Informational helplines, websites and referral services are the first stop for many families. Most national organizations like the Alzheimer’s Association and the American Parkinson’s Disease Association have helplines that are staffed by trained volunteers and/or professionals. They provide good basic information to help give you solid information and referrals to local supports. Some information is also available through web-based resources, such as blogs, medical websites and companies that try to capture your web-info for future referrals like “A Place for Mom,” SeniorAdvisor.com and Caring.com. They offer you “free” information and referrals and make their money from the community when you move into a community/facility. They are very aggressive but do provide some good resources (warning: if you put your info into their website, you cannot access websites of service providers without going through their site again – tricky way they ensure they don’t lose you as a lead). Good local supports are also available through the United Way’s InfoLine at 211, Area Agencies on Aging programs, and Hartford Health Care’s Center for Healthy Aging. The latter can also provide a free in-home evaluation to make recommendations for services your family member may need.
Coaching is a different level of support.
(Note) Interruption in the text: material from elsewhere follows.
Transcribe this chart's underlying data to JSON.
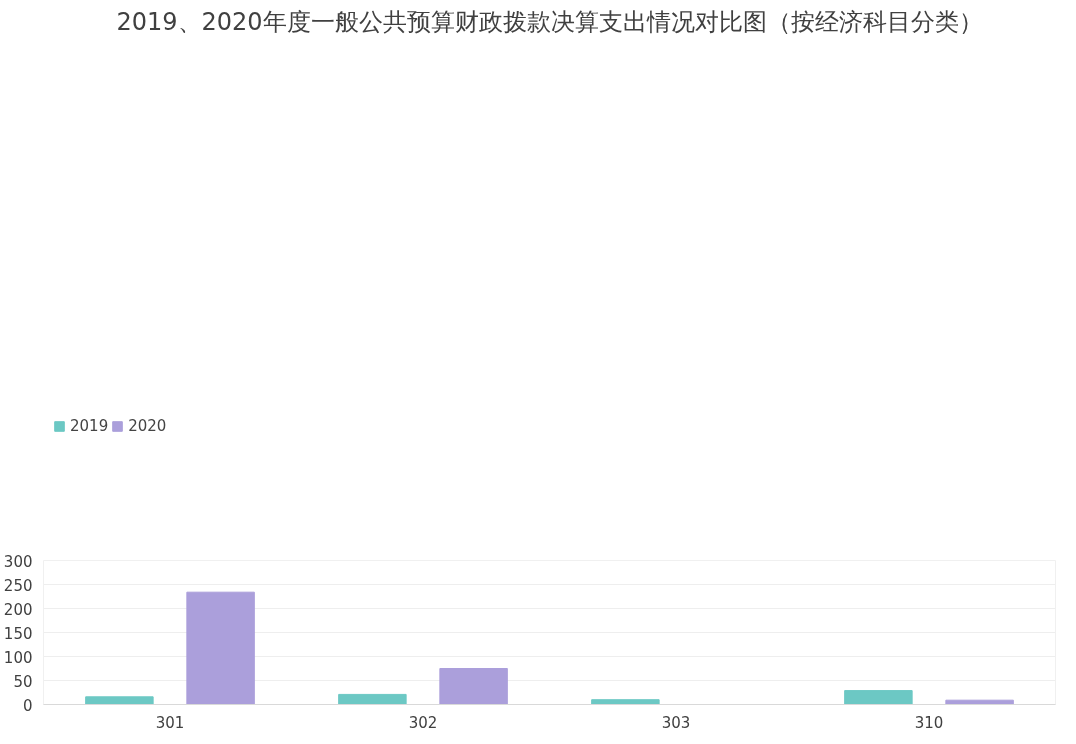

Some specific times you may benefit from coaching and consultation includes major transitions, when you’re trying to coordinate multiple family members or have complex family dynamics, when you have differences of opinion on the best decision for your loved one(s) goals, and when you have barriers that can be overcome with case-specific information needs. For instance, a husband who keeps trying to get his wife to take a shower may benefit from a brochure on communication (Helpline), or an assessment of the bathroom for safety or referral to a home care agency (local supports), and he may really benefit from specific examples of how to tailor his approach by using a coach. A coach works with families to identify where the person with dementia is functioning by “staging” their disease, and then offers stage-specific interventions and support to help the family meet their goals.
Coaching is different from counseling. Coaches have the answers you need and know where your knowledge deficits may result in problems. Counselors are helpful if you are having emotional barriers and need treatment for common challenges which result from the stresses of caregiving and family/life changes. I think of it like this: a counselor asks, “And how does that make you feel?” If that makes you feel like throttling the counselor, you may need a coach instead. If a coach suggests a change and it makes you have an anxiety attack, your needs may best be met by a counselor. Obviously the two work well together for caregivers too.
Care management is the next level of support. People sometimes think of care managers as expert referral sources in a “rent a daughter” model of care. A care manager helps families coordinate all aspects of support, coordinating the appointments, sometimes responding to meet the person in the emergency room, and corralling family members to help meet their clients’ goals. Case managers are angels on earth. It’s a hard and taxing job, and well used by families with complex care needs or for long-distance caregiving. Sometimes using a coach is a good transition until families are open to the thought of a care manager. Stressed caregivers often feel like they NEED to do it on their own, or should be able to, but the disease often takes two victims - caregiver and person diagnosed with dementia - and care managers can substantially reduce that risk.